In the beginning just filibrary structures were recognised in their pathogenic function, which form the basis of classic amyloidosis88,89—such as immunoglobulin-light chains90, amyloid A91, transthyretin92, cystatin C, apolipoprotein A-I93, gelsolin, fibrinogen Aalpha-chain, lysozyme, apolipoprotein A-II (2001), Islet amyloid polypeptidide (IAPP)94,95, leucocytes, chemotactic factor 2, LECT296, Alzheimer amyloid beta-peptides97, prion protein98-100, beta2 microglobulin101.
But now, after discovering that the misfoldings of proteins is not limited to just a few proteins but that it is a general feature it is absolutely essential to identify non-fibrillar conformations of misfolded proteins as well; and we have determined to find out about mechanisms which may be useful for all misfolded proteins/peptides or at least for a large part of these proteins/peptides for purposes of identification, sequestering, concentration and elimination.
Misfolded proteins according to the invention are very heterogeneous. They include monomer misfolded proteins/peptides, the range of small to large oligomers of misfolded proteins/peptides, large amorphous-looking aggregates of misfolded proteins/peptides up to large well-ordered fibrillar structures. They have in common—no matter what their amino acid sequence is—certain qualities which are very helpful in scientific research, medicine or for commercial use.
EP 1 380 290 describes the bond of misfolded proteins to the tissue-plasminogen-activator (tPa), the activating of the fibrinolysis by misfolded proteins and the use of fibrinolysis for fighting misfolded proteins.
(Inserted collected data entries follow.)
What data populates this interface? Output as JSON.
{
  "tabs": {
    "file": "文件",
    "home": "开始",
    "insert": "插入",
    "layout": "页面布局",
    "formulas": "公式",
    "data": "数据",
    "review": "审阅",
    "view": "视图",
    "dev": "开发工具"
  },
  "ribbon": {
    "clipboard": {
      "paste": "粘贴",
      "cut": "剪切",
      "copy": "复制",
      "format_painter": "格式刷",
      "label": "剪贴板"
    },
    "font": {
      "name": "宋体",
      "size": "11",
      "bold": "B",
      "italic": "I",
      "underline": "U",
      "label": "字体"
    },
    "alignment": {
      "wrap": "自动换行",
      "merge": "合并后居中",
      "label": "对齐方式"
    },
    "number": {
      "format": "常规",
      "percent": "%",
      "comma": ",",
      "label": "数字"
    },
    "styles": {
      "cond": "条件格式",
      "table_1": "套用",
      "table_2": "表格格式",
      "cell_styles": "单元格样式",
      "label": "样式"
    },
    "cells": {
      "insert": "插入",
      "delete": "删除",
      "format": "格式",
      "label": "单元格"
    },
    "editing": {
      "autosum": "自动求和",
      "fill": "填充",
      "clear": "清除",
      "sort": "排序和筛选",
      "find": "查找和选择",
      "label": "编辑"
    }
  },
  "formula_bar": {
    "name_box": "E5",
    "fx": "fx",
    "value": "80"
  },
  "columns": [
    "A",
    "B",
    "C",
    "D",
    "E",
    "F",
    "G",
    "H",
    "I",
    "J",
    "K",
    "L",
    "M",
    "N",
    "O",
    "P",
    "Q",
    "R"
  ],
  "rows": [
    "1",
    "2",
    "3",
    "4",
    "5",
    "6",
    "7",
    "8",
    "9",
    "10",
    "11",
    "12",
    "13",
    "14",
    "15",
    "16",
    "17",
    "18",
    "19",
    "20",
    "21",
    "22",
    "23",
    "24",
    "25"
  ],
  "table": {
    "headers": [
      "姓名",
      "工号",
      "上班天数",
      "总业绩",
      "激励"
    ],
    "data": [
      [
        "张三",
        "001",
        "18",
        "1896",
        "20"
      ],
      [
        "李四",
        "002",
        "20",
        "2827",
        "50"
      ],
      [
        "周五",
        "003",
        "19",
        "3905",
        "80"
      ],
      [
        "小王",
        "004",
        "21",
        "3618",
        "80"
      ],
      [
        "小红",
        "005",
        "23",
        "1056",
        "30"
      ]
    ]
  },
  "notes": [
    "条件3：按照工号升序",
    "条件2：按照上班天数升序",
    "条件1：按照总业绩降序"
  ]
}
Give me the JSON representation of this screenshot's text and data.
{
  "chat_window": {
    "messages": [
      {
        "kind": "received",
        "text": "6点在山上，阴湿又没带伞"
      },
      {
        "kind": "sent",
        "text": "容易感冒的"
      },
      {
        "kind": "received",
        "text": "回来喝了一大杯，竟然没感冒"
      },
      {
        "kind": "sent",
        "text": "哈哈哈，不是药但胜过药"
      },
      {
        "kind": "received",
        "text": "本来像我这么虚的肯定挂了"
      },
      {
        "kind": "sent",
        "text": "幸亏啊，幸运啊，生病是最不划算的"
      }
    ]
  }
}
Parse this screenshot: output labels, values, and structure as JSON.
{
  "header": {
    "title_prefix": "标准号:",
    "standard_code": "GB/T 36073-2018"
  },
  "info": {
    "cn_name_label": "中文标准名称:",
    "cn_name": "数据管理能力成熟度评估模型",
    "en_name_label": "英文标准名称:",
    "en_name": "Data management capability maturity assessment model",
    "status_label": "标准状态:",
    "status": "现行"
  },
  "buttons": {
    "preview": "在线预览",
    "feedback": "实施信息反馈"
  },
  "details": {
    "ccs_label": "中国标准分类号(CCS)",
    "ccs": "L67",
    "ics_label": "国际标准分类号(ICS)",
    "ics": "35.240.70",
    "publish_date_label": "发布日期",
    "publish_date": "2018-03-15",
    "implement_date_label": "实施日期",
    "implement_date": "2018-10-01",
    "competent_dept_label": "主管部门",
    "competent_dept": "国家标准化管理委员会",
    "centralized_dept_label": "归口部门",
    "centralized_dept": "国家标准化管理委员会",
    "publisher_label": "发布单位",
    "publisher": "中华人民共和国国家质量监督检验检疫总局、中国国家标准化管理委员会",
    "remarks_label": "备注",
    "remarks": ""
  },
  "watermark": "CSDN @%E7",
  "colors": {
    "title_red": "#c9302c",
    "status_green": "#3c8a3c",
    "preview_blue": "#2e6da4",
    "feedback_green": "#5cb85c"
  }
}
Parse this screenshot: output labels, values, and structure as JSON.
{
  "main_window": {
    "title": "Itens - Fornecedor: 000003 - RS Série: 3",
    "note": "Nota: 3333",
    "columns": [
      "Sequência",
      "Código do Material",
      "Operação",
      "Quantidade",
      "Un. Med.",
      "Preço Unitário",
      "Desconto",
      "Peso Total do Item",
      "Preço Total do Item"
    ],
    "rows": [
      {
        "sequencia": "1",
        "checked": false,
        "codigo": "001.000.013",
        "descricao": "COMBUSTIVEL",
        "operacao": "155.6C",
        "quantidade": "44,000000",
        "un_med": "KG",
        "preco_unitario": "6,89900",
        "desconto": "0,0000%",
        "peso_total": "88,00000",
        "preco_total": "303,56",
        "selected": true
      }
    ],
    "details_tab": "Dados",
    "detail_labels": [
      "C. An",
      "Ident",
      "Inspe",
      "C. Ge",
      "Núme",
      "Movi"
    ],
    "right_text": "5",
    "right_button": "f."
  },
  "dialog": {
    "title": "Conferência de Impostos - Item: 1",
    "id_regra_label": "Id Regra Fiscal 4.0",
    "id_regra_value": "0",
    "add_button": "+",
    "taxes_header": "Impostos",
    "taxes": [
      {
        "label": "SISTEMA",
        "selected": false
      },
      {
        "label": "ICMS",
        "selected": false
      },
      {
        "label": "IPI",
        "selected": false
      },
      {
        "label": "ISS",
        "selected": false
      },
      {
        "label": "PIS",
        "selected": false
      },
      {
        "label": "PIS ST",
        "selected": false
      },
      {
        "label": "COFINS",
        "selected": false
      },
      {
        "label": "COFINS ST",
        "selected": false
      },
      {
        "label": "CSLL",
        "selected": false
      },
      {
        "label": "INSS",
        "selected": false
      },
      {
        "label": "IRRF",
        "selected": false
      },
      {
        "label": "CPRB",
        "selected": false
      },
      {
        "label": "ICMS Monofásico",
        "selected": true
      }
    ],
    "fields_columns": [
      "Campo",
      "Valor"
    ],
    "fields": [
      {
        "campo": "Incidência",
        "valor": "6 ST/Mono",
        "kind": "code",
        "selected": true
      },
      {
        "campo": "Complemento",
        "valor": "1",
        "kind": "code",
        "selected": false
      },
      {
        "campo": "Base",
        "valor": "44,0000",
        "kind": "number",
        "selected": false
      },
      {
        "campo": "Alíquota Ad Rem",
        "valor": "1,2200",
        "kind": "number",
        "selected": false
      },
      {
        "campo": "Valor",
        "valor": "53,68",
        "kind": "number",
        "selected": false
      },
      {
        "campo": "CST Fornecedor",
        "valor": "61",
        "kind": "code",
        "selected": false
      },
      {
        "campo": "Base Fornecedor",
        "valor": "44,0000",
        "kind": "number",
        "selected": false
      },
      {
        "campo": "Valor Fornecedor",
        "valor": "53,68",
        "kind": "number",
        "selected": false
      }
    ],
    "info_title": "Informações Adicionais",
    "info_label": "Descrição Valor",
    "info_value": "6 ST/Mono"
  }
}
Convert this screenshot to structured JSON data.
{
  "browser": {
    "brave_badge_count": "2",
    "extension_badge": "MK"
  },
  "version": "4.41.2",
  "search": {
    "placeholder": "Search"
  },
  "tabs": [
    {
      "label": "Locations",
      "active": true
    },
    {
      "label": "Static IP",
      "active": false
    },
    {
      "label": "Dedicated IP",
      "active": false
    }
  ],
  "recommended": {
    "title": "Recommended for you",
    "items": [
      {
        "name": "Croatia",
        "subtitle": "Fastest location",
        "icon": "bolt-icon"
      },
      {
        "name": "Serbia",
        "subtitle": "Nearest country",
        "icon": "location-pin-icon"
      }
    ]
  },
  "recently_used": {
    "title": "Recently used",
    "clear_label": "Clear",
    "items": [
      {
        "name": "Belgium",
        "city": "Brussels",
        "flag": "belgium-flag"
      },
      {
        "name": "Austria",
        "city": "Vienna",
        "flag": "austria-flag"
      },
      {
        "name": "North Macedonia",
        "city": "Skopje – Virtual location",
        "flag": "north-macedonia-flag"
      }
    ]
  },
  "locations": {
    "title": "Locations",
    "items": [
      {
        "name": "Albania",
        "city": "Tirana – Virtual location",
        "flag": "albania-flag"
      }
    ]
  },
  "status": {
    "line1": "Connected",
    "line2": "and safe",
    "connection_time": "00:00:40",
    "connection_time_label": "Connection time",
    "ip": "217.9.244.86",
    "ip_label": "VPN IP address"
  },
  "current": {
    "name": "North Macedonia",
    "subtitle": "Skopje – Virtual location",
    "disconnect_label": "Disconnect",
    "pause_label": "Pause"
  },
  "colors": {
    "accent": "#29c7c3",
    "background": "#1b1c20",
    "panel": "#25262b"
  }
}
EP 2 007 800 describes methods of identifying beta-structured misfolded proteins by bondings to chaperones, in particular to GRP78/BIP, clusterin, HSP72 or hapoglobins. In this respect others have been already mentioned as possible bonding proteins such as HSP60, HSP90, DNAK, HGFA, tPA, plasmogen, factor XII, IVIg, and the cellular receptors low density lipoprotein receptor related protein (LRP, CD91), CD36, Scavenger receptor Am, Scavenger receptor B-I, and RAGE.
EP 1 820 806 gives a description of an antibody which is able to identify misfolded proteins.
EP 2 058 000 describes the intensification of immune response by misfolded proteins and the use of misfolded proteins to support an immune response.
WO2007/008073 gives an insight into the impact of detecting and quantifying by comparing the contents of misfolded proteins in a sample with that in a corresponding sample after the test sample has been altered in a way which makes the alteration in the contents of misfolded proteins foreseeable. The method of identifying then is described as the activating of fibrinolysis via tPA and the activating of the kallikrein systems via FXIIa which in turn shares homologuous elements with tPA. That survey describes further binding substances for misfolded proteins such as thioflavin T (ThT), congo red, ThT, recombinant finger domains of tPA, FXII, HGFA, and fibronectins; serum amyloid P component (SAP), antibody versus misfolded proteins and a soluble fragment of the receptor “advanced glycation end-products” (sRAGE).